John Rees’s Fiery Spirits: Popular Protest, Parliament and the English Revolution (Verso 2025) has been well reviewed here and elsewhere, but it was one of the highlights of left publishing of 2025. It is a great introduction to the history of the English Revolution of the 1640s but also brings new perspectives. Rees provides original insight into the issues and social forces that led to the revolution, and a fascinating account of the role of political leadership in a revolutionary movement with much to reflect on for our times.

Finally, I can’t help recommending a tremendous selection of essays from the 1980s by the Marxist philosopher Norman Geras that I came across this year in a second-hand shop. Literature of Revolution: Essays on Marxism (London: Verso 2017) is actually a product of the 1970s revival of Marxist thought. Amongst much else, it contains a fantastic exposition of the democratic nature of Trotsky’s political theory and practice, a celebration of the revolutionary spirit of Rosa Luxemburg’s work, one of the most incisive accounts I have read of Marx’s theory of commodity fetishism and a very useful take down of the ‘Marxism’ of Louis Althusser. What is not to like?
Steven McWilliam

Mr Loverman (London: Penguin 2013) is a novel by the wonderful Bernardine Evaristo about a gay, Caribbean man called Barrington, or Barry to his friends, from Antigua who has hidden a lifelong affair with his best friend and fellow islander Morris. The story covers the tense ground of family dynamics with the difficulties faced by immigrants over generations in Britain.
Evaristo’s best quality is the unusual style of prose she employs where the text will also be written in the manner of whoever we are following. In most chapters of the book, Barry is the central focus and it feels like he is narrating the story which is being written down as he says it rather than being written about him. In the chapters that follow Carmel, his wife of many years, the style is flowing without punctuation. New thoughts are on new lines and the energy of the moments flow out of the pages. This is very reminiscent of her most famous book Girl, Woman, Other which also has a singular prose style.

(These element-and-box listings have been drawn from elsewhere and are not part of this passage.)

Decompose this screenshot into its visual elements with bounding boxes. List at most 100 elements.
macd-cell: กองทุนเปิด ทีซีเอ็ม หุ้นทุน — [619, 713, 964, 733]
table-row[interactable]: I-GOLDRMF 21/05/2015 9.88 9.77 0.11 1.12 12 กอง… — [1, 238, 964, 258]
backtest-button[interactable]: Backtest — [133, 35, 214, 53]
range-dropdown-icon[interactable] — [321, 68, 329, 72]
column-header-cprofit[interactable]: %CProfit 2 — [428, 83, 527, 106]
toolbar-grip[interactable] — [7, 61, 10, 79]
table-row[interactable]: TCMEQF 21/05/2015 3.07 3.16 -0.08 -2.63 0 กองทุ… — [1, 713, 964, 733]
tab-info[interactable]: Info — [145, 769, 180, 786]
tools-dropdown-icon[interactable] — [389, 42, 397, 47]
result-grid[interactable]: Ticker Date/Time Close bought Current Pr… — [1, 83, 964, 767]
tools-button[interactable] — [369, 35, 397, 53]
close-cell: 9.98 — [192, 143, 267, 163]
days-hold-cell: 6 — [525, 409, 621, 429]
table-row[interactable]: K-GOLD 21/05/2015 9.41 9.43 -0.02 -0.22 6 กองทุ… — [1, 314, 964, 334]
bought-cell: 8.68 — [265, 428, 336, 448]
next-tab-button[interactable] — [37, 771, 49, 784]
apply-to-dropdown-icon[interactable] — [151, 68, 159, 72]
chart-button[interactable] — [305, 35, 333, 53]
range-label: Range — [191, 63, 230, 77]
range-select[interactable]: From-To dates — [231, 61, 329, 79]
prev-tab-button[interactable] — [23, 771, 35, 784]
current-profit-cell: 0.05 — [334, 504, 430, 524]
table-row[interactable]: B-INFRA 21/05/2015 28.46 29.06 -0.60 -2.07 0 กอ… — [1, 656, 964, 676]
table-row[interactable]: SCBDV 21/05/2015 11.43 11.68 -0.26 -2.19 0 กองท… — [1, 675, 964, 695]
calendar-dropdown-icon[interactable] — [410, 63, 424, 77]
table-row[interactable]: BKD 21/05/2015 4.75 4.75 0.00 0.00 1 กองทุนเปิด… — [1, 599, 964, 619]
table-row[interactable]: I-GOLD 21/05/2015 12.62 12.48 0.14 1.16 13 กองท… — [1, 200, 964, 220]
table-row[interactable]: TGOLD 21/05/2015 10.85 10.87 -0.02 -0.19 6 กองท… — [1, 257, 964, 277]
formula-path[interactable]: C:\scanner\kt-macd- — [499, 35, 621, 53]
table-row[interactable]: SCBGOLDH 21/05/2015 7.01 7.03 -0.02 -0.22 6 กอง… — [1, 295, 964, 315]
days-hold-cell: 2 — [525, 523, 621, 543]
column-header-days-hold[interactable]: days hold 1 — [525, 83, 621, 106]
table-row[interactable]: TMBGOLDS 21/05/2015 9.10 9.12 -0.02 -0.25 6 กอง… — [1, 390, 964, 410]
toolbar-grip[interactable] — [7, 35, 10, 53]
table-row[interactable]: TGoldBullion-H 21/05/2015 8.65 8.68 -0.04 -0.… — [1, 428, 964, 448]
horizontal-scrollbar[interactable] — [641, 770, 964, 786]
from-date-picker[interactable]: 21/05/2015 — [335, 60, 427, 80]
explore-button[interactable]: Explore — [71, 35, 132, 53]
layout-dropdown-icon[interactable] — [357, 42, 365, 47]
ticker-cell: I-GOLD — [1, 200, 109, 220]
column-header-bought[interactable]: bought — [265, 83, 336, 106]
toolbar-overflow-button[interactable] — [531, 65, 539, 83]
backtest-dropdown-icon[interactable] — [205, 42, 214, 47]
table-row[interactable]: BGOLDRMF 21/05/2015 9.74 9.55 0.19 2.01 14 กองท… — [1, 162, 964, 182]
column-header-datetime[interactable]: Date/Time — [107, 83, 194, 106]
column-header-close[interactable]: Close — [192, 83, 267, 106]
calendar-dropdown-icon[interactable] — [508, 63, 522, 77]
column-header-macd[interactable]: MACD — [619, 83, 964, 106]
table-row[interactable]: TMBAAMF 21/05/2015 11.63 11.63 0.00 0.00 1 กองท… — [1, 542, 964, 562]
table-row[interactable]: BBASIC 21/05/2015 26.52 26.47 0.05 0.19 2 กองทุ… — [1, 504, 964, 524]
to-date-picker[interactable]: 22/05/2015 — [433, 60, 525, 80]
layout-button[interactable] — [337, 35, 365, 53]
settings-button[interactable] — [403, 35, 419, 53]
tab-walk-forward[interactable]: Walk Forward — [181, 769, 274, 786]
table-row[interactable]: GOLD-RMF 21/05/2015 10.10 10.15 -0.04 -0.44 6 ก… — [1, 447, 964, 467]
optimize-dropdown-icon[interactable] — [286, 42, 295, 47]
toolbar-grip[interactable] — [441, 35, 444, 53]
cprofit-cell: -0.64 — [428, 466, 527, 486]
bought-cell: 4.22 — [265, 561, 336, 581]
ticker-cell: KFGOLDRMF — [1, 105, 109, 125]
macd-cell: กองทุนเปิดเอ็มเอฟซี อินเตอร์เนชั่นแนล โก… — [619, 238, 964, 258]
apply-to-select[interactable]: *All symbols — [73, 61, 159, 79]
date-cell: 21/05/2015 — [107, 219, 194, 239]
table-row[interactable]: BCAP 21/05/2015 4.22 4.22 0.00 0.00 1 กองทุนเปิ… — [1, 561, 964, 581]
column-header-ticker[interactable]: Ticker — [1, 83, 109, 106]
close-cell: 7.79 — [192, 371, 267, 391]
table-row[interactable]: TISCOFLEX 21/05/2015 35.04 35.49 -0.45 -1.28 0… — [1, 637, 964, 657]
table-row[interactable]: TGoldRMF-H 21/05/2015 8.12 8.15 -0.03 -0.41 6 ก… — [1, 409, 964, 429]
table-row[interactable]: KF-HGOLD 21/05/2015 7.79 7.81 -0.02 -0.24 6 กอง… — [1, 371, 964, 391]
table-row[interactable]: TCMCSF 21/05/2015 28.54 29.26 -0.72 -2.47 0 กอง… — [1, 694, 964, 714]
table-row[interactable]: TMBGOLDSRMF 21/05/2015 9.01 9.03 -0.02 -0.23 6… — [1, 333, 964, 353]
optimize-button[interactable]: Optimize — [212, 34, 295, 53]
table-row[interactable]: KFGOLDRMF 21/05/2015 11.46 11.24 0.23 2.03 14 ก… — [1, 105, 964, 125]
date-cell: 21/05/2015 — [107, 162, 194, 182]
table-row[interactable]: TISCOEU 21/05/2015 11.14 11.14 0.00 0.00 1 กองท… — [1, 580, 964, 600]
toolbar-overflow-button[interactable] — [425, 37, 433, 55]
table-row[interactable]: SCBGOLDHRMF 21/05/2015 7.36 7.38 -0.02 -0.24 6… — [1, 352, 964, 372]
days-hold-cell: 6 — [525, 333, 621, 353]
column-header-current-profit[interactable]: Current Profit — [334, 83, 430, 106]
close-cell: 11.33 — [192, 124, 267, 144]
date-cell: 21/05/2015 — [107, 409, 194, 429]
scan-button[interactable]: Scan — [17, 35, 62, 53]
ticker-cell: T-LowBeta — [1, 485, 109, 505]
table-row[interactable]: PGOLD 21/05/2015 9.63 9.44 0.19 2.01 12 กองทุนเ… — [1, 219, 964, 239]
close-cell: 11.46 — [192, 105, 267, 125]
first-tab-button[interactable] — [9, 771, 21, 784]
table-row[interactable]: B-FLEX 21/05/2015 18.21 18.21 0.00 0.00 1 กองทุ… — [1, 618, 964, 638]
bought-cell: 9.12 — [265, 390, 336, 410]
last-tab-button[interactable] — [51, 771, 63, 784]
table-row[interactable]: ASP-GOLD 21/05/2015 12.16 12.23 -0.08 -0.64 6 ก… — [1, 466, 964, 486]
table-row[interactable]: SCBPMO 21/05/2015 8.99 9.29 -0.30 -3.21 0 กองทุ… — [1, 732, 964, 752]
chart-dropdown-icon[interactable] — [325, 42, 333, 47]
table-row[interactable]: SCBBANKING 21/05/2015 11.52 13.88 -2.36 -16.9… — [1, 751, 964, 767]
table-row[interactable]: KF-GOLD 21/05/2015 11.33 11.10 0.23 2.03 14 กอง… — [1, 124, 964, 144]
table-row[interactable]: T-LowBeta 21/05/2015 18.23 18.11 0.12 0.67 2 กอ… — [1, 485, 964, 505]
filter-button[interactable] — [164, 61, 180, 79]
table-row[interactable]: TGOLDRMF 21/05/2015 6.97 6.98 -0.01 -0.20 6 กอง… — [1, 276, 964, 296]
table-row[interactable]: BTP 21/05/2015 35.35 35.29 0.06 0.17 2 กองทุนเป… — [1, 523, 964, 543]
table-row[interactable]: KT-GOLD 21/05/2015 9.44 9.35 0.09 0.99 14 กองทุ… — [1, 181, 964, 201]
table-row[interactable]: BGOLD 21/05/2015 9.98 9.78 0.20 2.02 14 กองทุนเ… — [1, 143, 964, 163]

The chapters following Carmel were historical moments that give shape to her character as we see things play out from Barry’s point of view leading to the end of the book feeling satisfying. The portrayal of a family’s struggles is handled delicately and shows how those dynamics develop over years.
It is an incredibly charming book; I challenge anyone to read it while not falling in love with Morris’ character. All the characters have such vibrance to them from Barry’s daughters and grandson to the women of the Ladies Society of Antigua. It is clearly written with a lot of love for the island of Antigua and the people that came to rebuild Britain. If you are looking for an easy read that has deep moments and a wonderfully engaging style, I can recommend none better than Evaristo and Mr Loverman.